Она описала, как подкараулила Оливера Маккензи, затащила его в кровать на прощальный секс и упокоила с помощью укуса крайта. Теперь у Паризи было все, что нужно.
Он прервал ее напыщенную, полную самолюбования речь, сказав:
— Я должен быть в суде, мисс Джонсон. Расскажите мне об убийствах тысяча девятьсот восемьдесят второго года, если хотите, чтобы мы уменьшили срок вашего заключения.
— Что вы можете мне предложить?
— Сейчас вам светит шесть пожизненных сроков без возможности досрочного освобождения, — пояснил он. — Выдайте нам имя того убийцы, и через некоторое время вы сможете сказать комиссии по досрочному освобождению, как сожалеете.
— Это все?
— Это надежда. Шанс, что, возможно, вам удастся выйти на свободу еще при жизни.
Джонсон замолчала. Она думала долго и напряженно, тишина давила на уши. Я даже предположить не могла, что Норма сделает.
Паризи взглянул на часы и отодвинулся от стола. Ножки стула проскрежетали, как тормоза на колесах грузовиков.
— С меня достаточно, лейтенант, — сказал Паризи Джейкоби. — Закругляемся.
— Мой отец, — тихо произнесла Норма.
— Кристофер Росс был одной из жертв, — заметила я. — Он знал убийцу?
— Он был убийцей, — ответила Любимица. — Папа сам говорил мне.
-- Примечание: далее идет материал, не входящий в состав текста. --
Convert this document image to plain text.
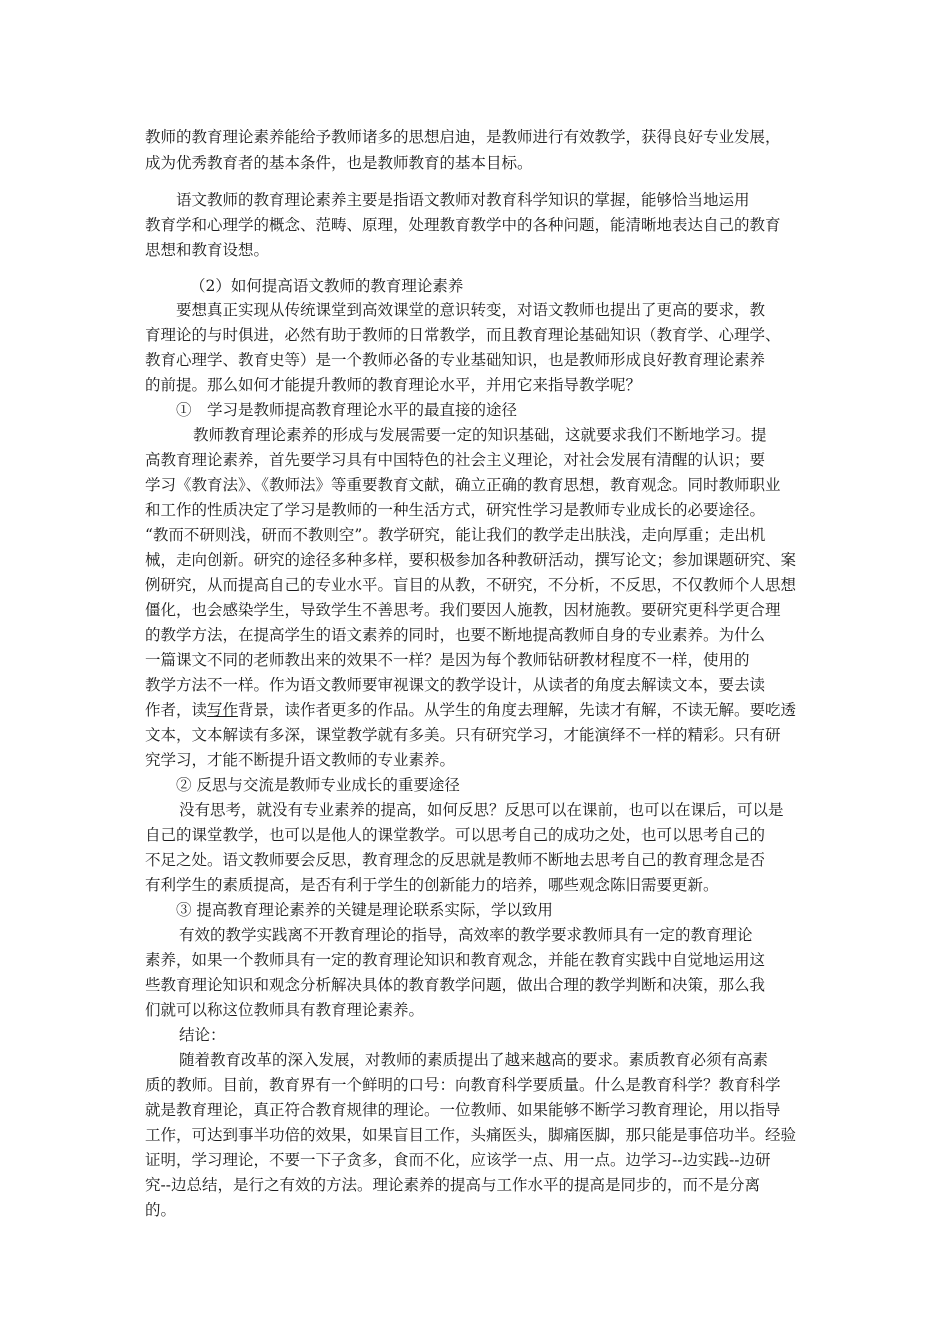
教师的教育理论素养能给予教师诸多的思想启迪，是教师进行有效教学，获得良好专业发展，
成为优秀教育者的基本条件，也是教师教育的基本目标。
语文教师的教育理论素养主要是指语文教师对教育科学知识的掌握，能够恰当地运用
教育学和心理学的概念、范畴、原理，处理教育教学中的各种问题，能清晰地表达自己的教育
思想和教育设想。
（2）如何提高语文教师的教育理论素养
要想真正实现从传统课堂到高效课堂的意识转变，对语文教师也提出了更高的要求，教
育理论的与时俱进，必然有助于教师的日常教学，而且教育理论基础知识（教育学、心理学、
教育心理学、教育史等）是一个教师必备的专业基础知识，也是教师形成良好教育理论素养
的前提。那么如何才能提升教师的教育理论水平，并用它来指导教学呢？
①　学习是教师提高教育理论水平的最直接的途径
教师教育理论素养的形成与发展需要一定的知识基础，这就要求我们不断地学习。提
高教育理论素养，首先要学习具有中国特色的社会主义理论，对社会发展有清醒的认识；要
学习《教育法》、《教师法》等重要教育文献，确立正确的教育思想，教育观念。同时教师职业
和工作的性质决定了学习是教师的一种生活方式，研究性学习是教师专业成长的必要途径。
“教而不研则浅，研而不教则空”。教学研究，能让我们的教学走出肤浅，走向厚重；走出机
械，走向创新。研究的途径多种多样，要积极参加各种教研活动，撰写论文；参加课题研究、案
例研究，从而提高自己的专业水平。盲目的从教，不研究，不分析，不反思，不仅教师个人思想
僵化，也会感染学生，导致学生不善思考。我们要因人施教，因材施教。要研究更科学更合理
的教学方法，在提高学生的语文素养的同时，也要不断地提高教师自身的专业素养。为什么
一篇课文不同的老师教出来的效果不一样？是因为每个教师钻研教材程度不一样，使用的
教学方法不一样。作为语文教师要审视课文的教学设计，从读者的角度去解读文本，要去读
作者，读写作背景，读作者更多的作品。从学生的角度去理解，先读才有解，不读无解。要吃透
文本，文本解读有多深，课堂教学就有多美。只有研究学习，才能演绎不一样的精彩。只有研
究学习，才能不断提升语文教师的专业素养。
② 反思与交流是教师专业成长的重要途径
没有思考，就没有专业素养的提高，如何反思？反思可以在课前，也可以在课后，可以是
自己的课堂教学，也可以是他人的课堂教学。可以思考自己的成功之处，也可以思考自己的
不足之处。语文教师要会反思，教育理念的反思就是教师不断地去思考自己的教育理念是否
有利学生的素质提高，是否有利于学生的创新能力的培养，哪些观念陈旧需要更新。
③ 提高教育理论素养的关键是理论联系实际，学以致用
有效的教学实践离不开教育理论的指导，高效率的教学要求教师具有一定的教育理论
素养，如果一个教师具有一定的教育理论知识和教育观念，并能在教育实践中自觉地运用这
些教育理论知识和观念分析解决具体的教育教学问题，做出合理的教学判断和决策，那么我
们就可以称这位教师具有教育理论素养。
结论：
随着教育改革的深入发展，对教师的素质提出了越来越高的要求。素质教育必须有高素
质的教师。目前，教育界有一个鲜明的口号：向教育科学要质量。什么是教育科学？教育科学
就是教育理论，真正符合教育规律的理论。一位教师、如果能够不断学习教育理论，用以指导
工作，可达到事半功倍的效果，如果盲目工作，头痛医头，脚痛医脚，那只能是事倍功半。经验
证明，学习理论，不要一下子贪多，食而不化，应该学一点、用一点。边学习--边实践--边研
究--边总结，是行之有效的方法。理论素养的提高与工作水平的提高是同步的，而不是分离
的。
Он всех их убил.
Глава 103
Любимица только что сдала своего отца как убийцу богачей в 1982-м. Если ее слова — правда, то ее папочка был серийным убийцей.
И она последовала его примеру, став такой же.
Было ли это правдой?
Или только шаг отчаяния, выдумка, чтобы помочь себе?
Я хотела, чтобы она повторила сказанное, и она повторила.
— Он рассказывал мне, кого убил и почему. Папа ненавидел этих лицемеров, которые подлизывались к нему из-за его богатства. Он любил мою мать, потому что она была настоящей.
Любимица дотронулась до воротника блузки, вытянула из-под нее медальон, трясущимися руками открыла его и протянула Паризи, показывая фотографию Кристофера Росса внутри.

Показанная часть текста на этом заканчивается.